Ammonia in gas is being absorbed by water in a wtted-wall column. At one level of the column, the following data applies:
Gas phase mass transfer co-efficient:
5.22 x 10^-9 kmol m^-2s^-1Pa^-1

Liquid Phase mass transfer coefficient:
3.88 x 10^-5 m s^-1

Henrys constant 0.955kPa (kmol m^-3)^-1


Use the following additional information to find the mass transfer flux in the column:

mole fraction of ammonia in liquid* 1.351 x 10^-3
mole fraction of ammonia in gas* 0.065
total pressure of system 1.013 bar
mole mass of ammonia 17

Relevant Equations

Attempt at solution

Using Ca =55.51xa

Ammonia in liquid:
55.51 x 1.351 x 10^-3
=0.075kmol^-3

Ammonia in gas:
55.51 x 0.065
=3.608kmol^-3


I know my end equation needs to be in the order of:
Na = kc x (Ca1 - Ca2)


I attempted:

=(4.42 x 10^-6) x (3.608 - 0.075)

= 1.562 x 10^-5


But have since been advised that I need to be calculating partial pressure, molar mass transfer flux and equivalent molar concentration and to substitute these into my final equation.
At this point, I am finding myself to be very confused.

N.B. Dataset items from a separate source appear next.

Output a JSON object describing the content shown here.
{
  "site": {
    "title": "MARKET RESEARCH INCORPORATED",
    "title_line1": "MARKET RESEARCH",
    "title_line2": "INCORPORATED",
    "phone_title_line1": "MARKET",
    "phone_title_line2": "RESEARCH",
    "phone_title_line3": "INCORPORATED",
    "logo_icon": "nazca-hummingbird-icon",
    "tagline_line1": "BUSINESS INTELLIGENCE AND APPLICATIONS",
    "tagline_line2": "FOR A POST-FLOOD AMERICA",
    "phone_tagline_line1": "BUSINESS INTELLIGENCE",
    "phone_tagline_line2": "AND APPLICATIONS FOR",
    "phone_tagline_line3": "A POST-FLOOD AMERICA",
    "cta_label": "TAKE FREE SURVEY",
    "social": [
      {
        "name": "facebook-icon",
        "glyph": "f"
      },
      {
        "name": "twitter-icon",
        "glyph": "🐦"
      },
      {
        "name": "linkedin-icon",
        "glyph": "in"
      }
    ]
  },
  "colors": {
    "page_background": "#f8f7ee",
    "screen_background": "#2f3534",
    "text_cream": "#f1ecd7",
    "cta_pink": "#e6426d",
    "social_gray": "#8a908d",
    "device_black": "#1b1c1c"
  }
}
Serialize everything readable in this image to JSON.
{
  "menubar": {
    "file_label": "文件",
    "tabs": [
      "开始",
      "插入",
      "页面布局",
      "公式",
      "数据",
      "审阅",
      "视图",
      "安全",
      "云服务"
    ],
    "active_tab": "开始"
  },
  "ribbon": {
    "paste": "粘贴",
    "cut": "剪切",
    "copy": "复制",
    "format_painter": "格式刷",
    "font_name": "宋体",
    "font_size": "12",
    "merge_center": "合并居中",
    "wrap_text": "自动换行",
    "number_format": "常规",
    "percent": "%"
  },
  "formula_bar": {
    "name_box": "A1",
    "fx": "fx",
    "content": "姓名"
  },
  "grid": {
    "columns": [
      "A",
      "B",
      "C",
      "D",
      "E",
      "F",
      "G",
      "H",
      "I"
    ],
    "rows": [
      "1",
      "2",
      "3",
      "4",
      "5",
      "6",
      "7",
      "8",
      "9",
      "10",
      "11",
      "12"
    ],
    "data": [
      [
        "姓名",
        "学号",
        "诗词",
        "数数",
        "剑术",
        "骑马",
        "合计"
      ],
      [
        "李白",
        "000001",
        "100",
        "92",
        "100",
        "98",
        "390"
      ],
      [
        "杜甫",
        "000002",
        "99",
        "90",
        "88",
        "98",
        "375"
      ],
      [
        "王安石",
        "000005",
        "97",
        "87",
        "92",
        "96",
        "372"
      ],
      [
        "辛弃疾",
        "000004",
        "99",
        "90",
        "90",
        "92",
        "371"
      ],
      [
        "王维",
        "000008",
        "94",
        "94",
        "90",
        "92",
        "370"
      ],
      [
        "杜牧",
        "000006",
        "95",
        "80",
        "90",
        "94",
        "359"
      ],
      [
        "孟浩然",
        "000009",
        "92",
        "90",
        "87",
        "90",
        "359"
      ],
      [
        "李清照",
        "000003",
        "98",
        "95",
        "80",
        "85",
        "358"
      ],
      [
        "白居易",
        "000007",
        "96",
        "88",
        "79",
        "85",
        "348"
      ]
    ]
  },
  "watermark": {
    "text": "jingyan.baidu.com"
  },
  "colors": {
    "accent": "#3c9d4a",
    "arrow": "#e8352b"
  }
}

Please can someone assist me as this particular question seems to have me completely confounded?

 

[Chestermiller]

Let:

$k_L$ = mass transfer coefficient of ammonia in the liquid phase
$k_g$ = mass transfer coefficient of ammonia in the gas phase
$p_{\infty}$ = partial pressure of ammonia in the bulk of the gas phase
$p$ = partial pressure of ammonia in the gas phase at the gas-liquid interface
$C_{\infty}$ = concentration of ammonia in the bulk of the liquid phase
$C$ = concentration of ammonia in the liquid phase at the gas-liquid interface
H = Henry's law constant

What is the mass flux $\phi$ in terms of $k_L$, $C_{\infty}$, and C?
What is the same mass flux $\phi$ interns of $k_g$, $p_{\infty}$, and p?
What is the relationship between p, C, and H?

 

[Rogue]

Thanks for the response Chester.

Am I right in thinking?:

$\phi = k \iota (C - C \alpha)$

Answer = 1.371 x10^-4

$\phi = k \varrho (P - P \alpha)$

In terms of calculating partial pressure - I'll have to re-visit this to refresh my memory along with the relationship between p, C and H.

 

[Chestermiller]

Thanks for the response Chester.

Am I right in thinking?:

$\phi = k \iota (C - C \alpha)$

This equation is correct

$\phi = k \varrho (P - P \alpha)$

This equation is incorrect. It should read:$$\phi = k \varrho ( P \alpha-P)$$

So you have $$\phi = k_{\iota} (C - C _{\alpha})=k _{\rho} ( P _{\alpha}-P)$$

In terms of calculating partial pressure - I'll have to re-visit this to refresh my memory along with the relationship between p, C and H.

Henry's law relates C and P by: $$C = PH$$
Now, please eliminate C and P between these three equations, and express $\phi$ as a function of $C_{\alpha}$ and $P_{\alpha}$.